Enam Tahapan Penggunaan Kekuatan Dalam Tindakan Kepolisian

Jakarta, berantasnews.com. Irwasum Polri Komjen Pol Dwi Priyatno mengatakan, penggunaan senjata api diatur dalam Peraturan Kapolri No 1 Tahun 2009 tentang Penggunaan Kekuatan dalamTindakan Kepolisian (Perkap No 1/2009). Pasal 5 ayat (1) Perkap No 1/2009 ini menyebutkan enam tahapan penggunaan kekuatan dalam tindakan kepolisian, yang terdiri dari :

TAHAP 1 : kekuatan yang memiliki dampak pencegahan

Mudahnya begini. Saat polisi berdiri menggunakan seragam, dia sudah menggunakan kekuatan tahap 1. Percaya tidak Bayangkan misalnya ada polisi di perempatan jalan, pasti mencegah niat orang untuk melanggarmenjabret, bukan?

TAHAP 2: perintah lisan

Oke. Lanjut. Kalau misalnya keberadaan polisi saja tidak membuat pelaku takut, maka polisi akan berteriak, “BERHENTI!!!” Saat polisi mengeluarkan suara, maka itulah kekuatan Polri tahap ke-2.

TAHAP 3 : kendali tangan kosong lunak

Misalnya orang tersebut tidak mau berhenti, dan terus mendekati petugas, petugas akan mencoba menahan dengan tangan. Saat tangan petugas bersentuhan dengan tubuh tersangka, itu adalah tahap ke-3.

TAHAP 4 : kendali tangan kosong keras

Tersangka ini tetap melawan, membuat petugas menggunakan gerakan bela diri untuk menghentikan tersangka. Ini adalah tahap ke-4.

TAHAP 5 : kendali senjata tumpul, senjata kimia antara lain gas air mata, semprotan cabe atau alat lain sesuai standar Polri

Jika sudah dibanting, diputer-puter, dan sebagainya tetap saja melawan, maka petugas dapat menggunakan senjata tumpul atau senjata kimia.
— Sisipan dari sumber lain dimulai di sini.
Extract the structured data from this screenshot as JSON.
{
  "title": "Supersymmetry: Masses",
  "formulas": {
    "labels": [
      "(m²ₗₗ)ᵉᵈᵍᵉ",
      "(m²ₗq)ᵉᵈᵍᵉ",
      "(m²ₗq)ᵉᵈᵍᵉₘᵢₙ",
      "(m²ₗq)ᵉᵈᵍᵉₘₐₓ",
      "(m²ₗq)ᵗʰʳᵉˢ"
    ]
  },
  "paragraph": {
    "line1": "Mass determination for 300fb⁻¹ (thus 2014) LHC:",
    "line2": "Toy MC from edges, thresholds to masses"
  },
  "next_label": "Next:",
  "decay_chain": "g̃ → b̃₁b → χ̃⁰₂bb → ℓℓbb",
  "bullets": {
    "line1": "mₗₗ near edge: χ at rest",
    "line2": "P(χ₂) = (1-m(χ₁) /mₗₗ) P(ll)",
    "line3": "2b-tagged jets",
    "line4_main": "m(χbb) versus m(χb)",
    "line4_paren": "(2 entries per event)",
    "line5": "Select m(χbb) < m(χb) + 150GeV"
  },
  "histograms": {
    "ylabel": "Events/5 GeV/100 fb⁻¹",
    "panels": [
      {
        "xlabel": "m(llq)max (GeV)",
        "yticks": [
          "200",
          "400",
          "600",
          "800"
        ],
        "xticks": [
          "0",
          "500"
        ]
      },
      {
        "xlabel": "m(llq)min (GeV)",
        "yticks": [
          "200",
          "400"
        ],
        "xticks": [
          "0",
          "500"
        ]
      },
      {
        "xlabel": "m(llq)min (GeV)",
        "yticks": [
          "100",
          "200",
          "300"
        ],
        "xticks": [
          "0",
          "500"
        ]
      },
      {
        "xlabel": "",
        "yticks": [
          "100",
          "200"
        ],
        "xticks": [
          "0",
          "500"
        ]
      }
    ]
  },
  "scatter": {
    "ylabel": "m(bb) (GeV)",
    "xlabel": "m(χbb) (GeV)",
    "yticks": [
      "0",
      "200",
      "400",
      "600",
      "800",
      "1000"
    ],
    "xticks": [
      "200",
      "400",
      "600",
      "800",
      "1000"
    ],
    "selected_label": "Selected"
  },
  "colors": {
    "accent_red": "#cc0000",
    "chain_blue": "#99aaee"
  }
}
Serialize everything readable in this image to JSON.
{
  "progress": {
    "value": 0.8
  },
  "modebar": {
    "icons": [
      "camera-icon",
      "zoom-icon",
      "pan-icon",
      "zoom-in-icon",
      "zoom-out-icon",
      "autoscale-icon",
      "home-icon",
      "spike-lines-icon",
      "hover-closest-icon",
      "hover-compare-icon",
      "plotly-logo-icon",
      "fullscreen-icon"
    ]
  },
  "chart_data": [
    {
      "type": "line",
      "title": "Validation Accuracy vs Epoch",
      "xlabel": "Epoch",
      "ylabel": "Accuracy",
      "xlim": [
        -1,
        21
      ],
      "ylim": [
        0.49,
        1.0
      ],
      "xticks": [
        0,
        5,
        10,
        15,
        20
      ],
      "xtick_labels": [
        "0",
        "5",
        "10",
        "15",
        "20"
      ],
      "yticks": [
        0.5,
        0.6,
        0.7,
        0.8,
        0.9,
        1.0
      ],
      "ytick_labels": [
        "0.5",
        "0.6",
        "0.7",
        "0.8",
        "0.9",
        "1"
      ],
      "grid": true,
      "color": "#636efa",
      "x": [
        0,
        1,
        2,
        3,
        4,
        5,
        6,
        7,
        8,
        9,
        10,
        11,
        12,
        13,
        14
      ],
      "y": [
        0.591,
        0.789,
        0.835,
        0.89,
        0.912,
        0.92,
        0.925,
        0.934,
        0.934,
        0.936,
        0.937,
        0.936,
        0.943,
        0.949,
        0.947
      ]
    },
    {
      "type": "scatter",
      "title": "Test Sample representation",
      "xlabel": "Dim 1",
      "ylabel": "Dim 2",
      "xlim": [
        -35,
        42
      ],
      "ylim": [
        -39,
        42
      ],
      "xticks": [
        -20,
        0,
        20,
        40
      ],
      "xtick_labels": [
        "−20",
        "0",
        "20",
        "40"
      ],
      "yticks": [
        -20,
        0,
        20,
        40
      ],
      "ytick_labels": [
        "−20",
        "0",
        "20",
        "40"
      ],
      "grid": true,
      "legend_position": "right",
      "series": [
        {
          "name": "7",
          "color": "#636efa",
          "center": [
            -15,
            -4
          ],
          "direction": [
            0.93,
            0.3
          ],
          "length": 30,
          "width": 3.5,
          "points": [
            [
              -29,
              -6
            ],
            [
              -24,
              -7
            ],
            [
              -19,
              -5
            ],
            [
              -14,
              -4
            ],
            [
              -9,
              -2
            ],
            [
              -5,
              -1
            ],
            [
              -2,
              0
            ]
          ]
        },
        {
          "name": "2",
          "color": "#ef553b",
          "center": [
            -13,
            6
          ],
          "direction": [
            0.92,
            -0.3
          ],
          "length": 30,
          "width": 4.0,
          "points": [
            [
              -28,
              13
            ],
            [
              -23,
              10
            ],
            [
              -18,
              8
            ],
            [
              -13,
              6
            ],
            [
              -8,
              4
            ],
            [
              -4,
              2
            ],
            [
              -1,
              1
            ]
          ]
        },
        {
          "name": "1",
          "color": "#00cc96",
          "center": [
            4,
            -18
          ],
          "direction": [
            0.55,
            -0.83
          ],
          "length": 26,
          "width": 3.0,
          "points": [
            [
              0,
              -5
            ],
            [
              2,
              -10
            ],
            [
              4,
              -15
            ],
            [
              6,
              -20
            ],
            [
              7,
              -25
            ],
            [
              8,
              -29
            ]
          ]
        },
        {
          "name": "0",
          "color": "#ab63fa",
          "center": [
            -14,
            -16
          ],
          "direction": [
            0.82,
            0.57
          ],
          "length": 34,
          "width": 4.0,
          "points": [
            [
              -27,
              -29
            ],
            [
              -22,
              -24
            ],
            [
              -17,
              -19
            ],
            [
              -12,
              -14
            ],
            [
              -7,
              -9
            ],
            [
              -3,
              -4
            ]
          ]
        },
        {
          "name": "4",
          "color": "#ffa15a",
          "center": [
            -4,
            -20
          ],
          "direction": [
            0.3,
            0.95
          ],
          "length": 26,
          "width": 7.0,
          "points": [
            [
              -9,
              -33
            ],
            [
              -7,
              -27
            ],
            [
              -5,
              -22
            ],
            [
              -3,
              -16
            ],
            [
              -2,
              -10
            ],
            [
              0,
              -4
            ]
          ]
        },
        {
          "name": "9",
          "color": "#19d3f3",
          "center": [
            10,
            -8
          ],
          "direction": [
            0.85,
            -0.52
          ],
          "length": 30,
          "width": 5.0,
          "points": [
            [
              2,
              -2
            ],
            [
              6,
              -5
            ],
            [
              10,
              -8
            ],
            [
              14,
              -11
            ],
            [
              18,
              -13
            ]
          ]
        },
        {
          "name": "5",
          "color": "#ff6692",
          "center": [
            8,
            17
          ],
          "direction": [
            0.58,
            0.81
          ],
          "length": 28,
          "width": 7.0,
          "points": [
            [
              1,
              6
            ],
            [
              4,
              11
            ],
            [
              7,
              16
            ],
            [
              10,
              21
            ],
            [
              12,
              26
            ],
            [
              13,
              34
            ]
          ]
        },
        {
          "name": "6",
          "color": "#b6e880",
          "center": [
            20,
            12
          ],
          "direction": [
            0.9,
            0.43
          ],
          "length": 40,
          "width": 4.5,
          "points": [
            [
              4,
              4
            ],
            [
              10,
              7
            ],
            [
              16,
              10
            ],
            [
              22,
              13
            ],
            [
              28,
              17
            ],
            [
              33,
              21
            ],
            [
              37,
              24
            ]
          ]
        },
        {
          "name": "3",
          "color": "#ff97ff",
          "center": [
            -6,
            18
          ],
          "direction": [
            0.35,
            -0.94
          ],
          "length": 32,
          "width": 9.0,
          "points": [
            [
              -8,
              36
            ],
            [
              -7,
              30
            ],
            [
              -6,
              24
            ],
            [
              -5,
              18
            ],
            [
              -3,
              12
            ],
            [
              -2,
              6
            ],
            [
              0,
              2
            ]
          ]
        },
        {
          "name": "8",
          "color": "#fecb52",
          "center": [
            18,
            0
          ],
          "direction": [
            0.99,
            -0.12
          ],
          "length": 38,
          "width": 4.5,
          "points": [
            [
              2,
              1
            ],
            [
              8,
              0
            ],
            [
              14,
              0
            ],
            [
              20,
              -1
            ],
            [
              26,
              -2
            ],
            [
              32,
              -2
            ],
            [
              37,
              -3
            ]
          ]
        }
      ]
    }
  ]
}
Misalnya tongkat T, double stick, tongkat rotan, tameng dalmas, atau gas air mata. Ini adalah tahap ke-5.

TAHAP 6 : kendali dengan menggunakan senjata api atau alat lain yang menghentikan tindakan atau perilaku kejahatan atau tersangka yang dapat menyebabkan luka parah atau kematian anggota Polri atau anggota masyarakat

Nah, tahap terakhir barulah seorang petugas menggunakan senjata api.

Pengertian “TAHAP” di sini bukan berarti sesuatu yang harus berurutan. Sebab Pasal 5 ayat (2) Perkap No 1/2009 berbunyi:

“Anggota Polri harus memilih tahapan penggunaan kekuatan sebagaimana dimaksud ayat (1), sesuai tingkatan bahaya ancaman dari pelaku kejahatan atau tersangka…”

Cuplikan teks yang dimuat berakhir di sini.